For instance, the Health Department is still working to restore its vector control division in light of ongoing concerns about another dengue outbreak and the threat of the Zika virus, which can cause devastating birth defects. The division was gutted following the 2008 financial crisis. The Health Department has either hired or is actively recruiting for 20 positions it was given this past year and is hoping to gain approval for 12 more positions, which would restore the division to pre-recession levels.

Ige’s budget will be debated in the Legislature, which reconvenes Jan. 18, and will likely be heavily amended, though the governor ultimately controls the release of funding.

A mountain of data

The HEER office receives the results of about 20,000 lab tests for heavy metals and pesticides annually, according to Barbara Brooks, the state toxicologist. About three-fourths of those are for potential lead poisoning, which is routinely screened for in infants and children and can cause developmental delays. The lab tests, which are ordered by physicians for their patients, include both negative and positive results.

“Basically, we receive data daily and an epidemiologist could be evaluating the trends, how many people are coming in with heavy metal poisoning, how many people have pesticide poisoning,” Brooks said. “So it is data analysis, evaluation and statistics, and report writing — that would be one job of the epidemiologist.”

An epidemiologist could also be used to investigate whether there are links between higher rates of health conditions in certain communities or neighborhoods and potential sources of chemical exposure.
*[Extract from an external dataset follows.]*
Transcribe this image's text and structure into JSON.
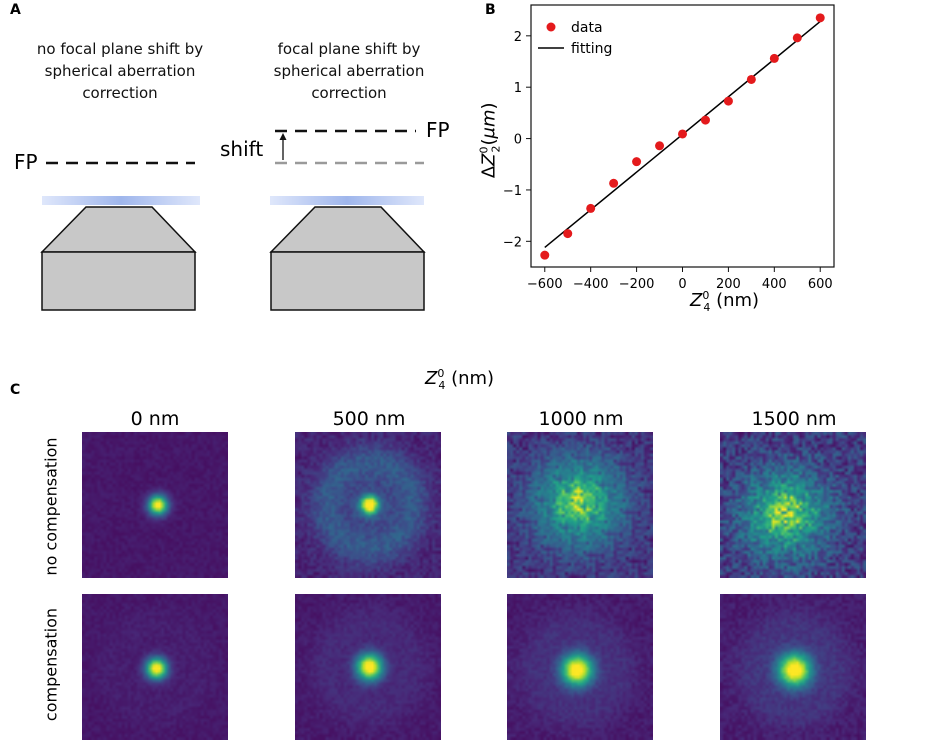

Communities on Kauai have been particularly concerned about pesticide spraying on agricultural fields, while some on Hawaii island have wanted more information on potential links between cardiac and respiratory conditions and vog and geothermal emissions.

“I think the big drive for adding to our technical and scientific staff, by having a full-fledged environmental epidemiologist, is so that we can go out and be proactively looking for issues,” said Fenix Grange, manager of the HEER office. “The MAVEN software, where we can do active surveillance at the time the results come in, is one example of that, but there are many questions that come up from the community when they might be concerned about vog, they might be concerned about living near a landfill or some other industrial operation that is in their neighborhood. And an epidemiologist can provide the kind of research that is needed to see what kind of data would be needed to be collected to see if there is a connection between that environmental event that is happening and some kind of human effect.”

The HEER office has been operating without an environmental epidemiologist for four or five years. The division had a couple lower-level specialists in epidemiology, but those jobs were eliminated.

Still, the department has been moving ahead in manually reviewing five years of lab tests on lead and is expected to release the results of their review in the coming weeks. But just scrubbing the data to get it into a usable form has been a painstaking process.

Other past data likely has limited use. The data on pesticides, for example, likely has limited value because there is no baseline for individual patients to compare the results to.

The new MAVEN software system is expected to be up in March, and results on lead will be automatically inputted. Brooks said she hopes that the system can be expanded in the future to include results for other heavy metals and pesticides and that they will eventually have an epidemiologist to oversee the system.

Brooks noted that a well-funded state such as California has many epidemiologists. “But certainly there is a need for one (here), especially with the public concern about chemicals, not only pesticides, but air pollution and emissions from industrial processes and landfills,” she said. “There is a need in the state.”